Triumphfahrt zum Mausoleum: Radsportrennen endet vor Atatürks letzter Ruhestätte

04.05.2026 – 16:00 Uhr

Ein königliches Finale vor der „Stele der Ewigkeit“: Die 61. Presidential Tour of Türkiye hat am Samstag mit einem symbolträchtigen Schlussakt in Ankara Geschichte geschrieben. Erstmals seit 26 Jahren endete das wichtigste Radrennen des Landes wieder in der Hauptstadt, und zwar in der Nähe des Anıtkabir-Mausoleums, der letzten Ruhestätte von Staatsgründer Mustafa Kemal Atatürk.

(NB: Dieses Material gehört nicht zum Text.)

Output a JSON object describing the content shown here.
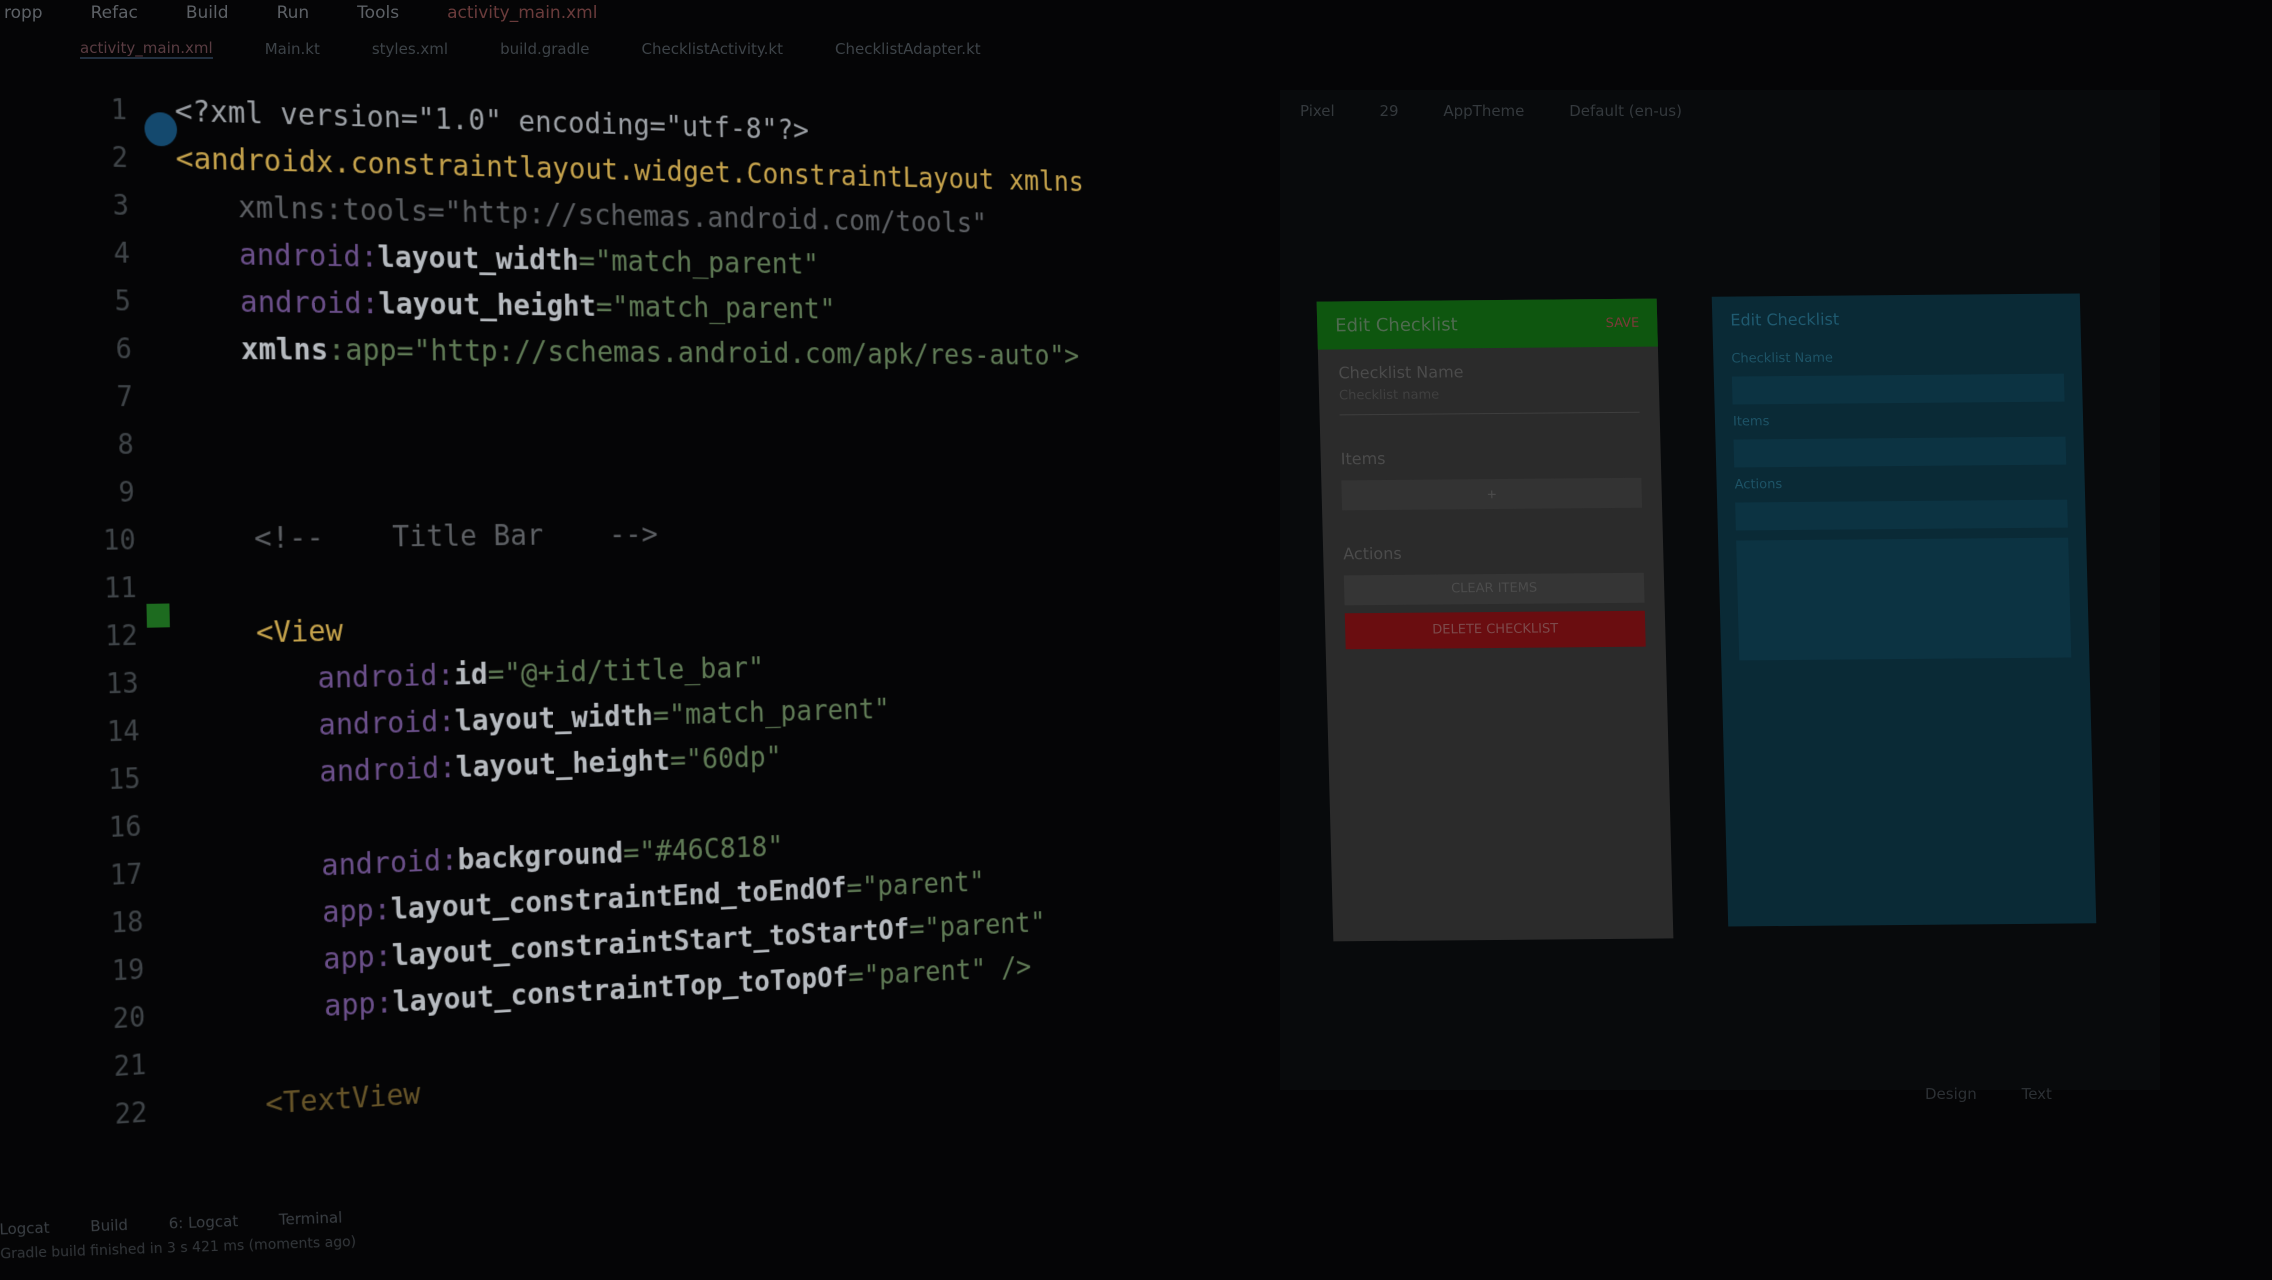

Auf dem 108,4 Kilometer langen achten und finalen Teilstück kämpfte sich das Peloton am 3. Mai durch das politische Herz der Türkei. Die Strecke führte die Fahrer dabei nicht nur am Mausoleum vorbei, sondern auch durch das weitläufige Gelände des Präsidentenkomplexes. Die Rückkehr nach Ankara sei eine bewusste Machtdemonstration des Sports, so die Organisatoren. Sie unterstreiche die institutionellen Wurzeln der Tour, die seit 1963 als Aushängeschild der Republik gilt.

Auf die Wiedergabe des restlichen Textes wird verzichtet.